“I didn’t,” I reply. “Everything was expensive.”
He picks up the menu. “What do you like to eat?”
“I’m okay. I don’t—”
“What do you like to eat?” he repeats.
“I’ll try just about anything once.”
He scans the menu. “You like scallops.”
I nod. He picks up the phone and orders a mixed green salad, the scallops over linguini, a crème brûlée with Chantilly and blackberries, and a bottle of Château Latour.
After hanging up, he sits down on the sofa an arm’s length away. He leans back and studies me. “What are you going to study at Berkeley?”
“I don’t know yet. I was thinking of taking some sociology classes, maybe some education classes.”
“Sociology? You can’t make a lot of money in that field.”
“Not everyone goes to college to get rich.”
“College is an investment, supposedly. There’s an expected ROI.”
“ROI?”
“Return on Investment.”
“But it doesn’t have to be measured in dollars.”
“How else would you measure it?”
“Well, there’s value to society, to individuals. And personal fulfillment. You can’t put dollar amounts on stuff like that.”

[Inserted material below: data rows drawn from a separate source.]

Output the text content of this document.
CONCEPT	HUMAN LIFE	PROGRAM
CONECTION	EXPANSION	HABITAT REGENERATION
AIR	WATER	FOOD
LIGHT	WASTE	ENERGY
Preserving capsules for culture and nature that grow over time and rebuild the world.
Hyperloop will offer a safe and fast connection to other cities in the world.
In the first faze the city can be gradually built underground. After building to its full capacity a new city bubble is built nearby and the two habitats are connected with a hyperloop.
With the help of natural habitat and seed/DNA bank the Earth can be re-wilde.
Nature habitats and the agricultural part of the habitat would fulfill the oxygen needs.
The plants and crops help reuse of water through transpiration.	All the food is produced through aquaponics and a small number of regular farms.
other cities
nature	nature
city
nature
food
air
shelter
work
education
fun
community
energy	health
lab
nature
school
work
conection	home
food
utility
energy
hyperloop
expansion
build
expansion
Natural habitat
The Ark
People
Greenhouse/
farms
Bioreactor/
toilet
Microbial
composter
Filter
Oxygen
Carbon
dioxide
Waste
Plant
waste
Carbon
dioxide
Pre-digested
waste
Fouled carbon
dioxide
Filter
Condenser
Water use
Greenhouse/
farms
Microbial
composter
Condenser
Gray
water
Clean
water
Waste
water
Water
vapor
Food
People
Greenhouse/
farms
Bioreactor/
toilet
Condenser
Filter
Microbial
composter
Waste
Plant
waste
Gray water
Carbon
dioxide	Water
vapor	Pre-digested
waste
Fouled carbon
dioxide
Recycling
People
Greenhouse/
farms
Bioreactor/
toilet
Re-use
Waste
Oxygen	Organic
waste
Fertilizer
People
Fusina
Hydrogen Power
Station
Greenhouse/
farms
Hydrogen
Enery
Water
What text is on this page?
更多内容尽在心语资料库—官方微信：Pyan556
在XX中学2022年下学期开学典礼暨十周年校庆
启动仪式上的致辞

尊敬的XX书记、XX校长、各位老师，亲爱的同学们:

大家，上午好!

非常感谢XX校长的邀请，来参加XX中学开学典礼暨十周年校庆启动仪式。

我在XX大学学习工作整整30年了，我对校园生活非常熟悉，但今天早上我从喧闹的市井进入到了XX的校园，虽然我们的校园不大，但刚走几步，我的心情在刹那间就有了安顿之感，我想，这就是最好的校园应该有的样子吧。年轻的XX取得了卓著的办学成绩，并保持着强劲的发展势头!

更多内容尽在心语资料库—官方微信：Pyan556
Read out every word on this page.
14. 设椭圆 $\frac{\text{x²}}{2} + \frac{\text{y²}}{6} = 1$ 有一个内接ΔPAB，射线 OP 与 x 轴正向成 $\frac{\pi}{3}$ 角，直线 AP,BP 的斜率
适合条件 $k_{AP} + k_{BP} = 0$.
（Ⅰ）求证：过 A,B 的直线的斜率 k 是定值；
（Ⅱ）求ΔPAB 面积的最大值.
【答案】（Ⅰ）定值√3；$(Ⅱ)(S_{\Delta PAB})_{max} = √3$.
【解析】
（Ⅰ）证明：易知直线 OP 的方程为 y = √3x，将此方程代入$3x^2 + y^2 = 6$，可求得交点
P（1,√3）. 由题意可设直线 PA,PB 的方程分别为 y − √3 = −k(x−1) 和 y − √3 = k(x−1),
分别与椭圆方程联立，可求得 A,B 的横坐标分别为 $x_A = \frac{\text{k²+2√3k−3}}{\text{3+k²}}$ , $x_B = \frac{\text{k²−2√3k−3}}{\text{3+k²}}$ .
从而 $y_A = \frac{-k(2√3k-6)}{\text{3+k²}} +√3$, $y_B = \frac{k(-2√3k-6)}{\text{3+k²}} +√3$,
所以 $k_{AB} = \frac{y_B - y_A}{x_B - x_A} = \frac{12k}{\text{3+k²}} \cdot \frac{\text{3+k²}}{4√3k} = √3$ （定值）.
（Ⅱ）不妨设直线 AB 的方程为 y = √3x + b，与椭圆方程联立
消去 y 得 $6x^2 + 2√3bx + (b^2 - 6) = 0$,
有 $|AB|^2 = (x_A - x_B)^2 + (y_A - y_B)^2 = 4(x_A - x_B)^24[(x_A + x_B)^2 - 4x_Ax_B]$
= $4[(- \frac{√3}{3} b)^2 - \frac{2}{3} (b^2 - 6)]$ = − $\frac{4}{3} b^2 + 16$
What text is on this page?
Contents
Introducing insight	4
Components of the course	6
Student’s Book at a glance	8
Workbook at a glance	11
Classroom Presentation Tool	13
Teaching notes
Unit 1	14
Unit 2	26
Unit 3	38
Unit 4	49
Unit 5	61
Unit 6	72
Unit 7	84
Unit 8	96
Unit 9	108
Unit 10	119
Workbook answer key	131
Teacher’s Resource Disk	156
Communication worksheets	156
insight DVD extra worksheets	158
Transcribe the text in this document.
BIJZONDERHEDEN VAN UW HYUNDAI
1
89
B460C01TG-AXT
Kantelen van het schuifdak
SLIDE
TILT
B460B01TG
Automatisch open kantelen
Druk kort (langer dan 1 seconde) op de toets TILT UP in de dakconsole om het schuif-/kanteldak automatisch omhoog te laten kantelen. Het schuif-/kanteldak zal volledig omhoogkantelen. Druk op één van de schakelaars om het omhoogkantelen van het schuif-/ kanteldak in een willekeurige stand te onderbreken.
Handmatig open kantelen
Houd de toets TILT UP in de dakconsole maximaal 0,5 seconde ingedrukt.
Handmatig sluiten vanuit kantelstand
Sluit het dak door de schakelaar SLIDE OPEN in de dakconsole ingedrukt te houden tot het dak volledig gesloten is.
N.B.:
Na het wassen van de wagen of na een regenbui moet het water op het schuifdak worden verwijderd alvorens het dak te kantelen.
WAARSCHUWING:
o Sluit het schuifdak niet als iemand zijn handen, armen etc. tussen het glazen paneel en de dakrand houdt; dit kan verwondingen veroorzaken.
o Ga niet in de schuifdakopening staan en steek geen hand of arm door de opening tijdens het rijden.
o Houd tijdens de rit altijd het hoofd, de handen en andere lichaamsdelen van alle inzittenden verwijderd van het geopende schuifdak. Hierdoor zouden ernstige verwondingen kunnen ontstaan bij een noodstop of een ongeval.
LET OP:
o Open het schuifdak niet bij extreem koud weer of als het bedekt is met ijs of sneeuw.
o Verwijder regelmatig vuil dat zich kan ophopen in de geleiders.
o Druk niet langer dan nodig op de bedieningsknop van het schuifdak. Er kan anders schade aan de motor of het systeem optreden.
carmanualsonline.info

“Actually, economists do.”
“Is that why you went to college? To get rich?”
He curls a corner of his mouth. “I was rich before I went to college.”
“To become even richer then?”
He shakes his head. “I was just satisfying expectations.”
“Where did you go to college?”
“PSL. Paris Sciences et Lettres.”
“What did you study?”
“Business and economics.”
“Did you like it?”
He thinks for a moment. “It was okay.”
“It must come in handy with what you do now.”
“My brother wants that to be the case, but the family business is more his interest than mine.”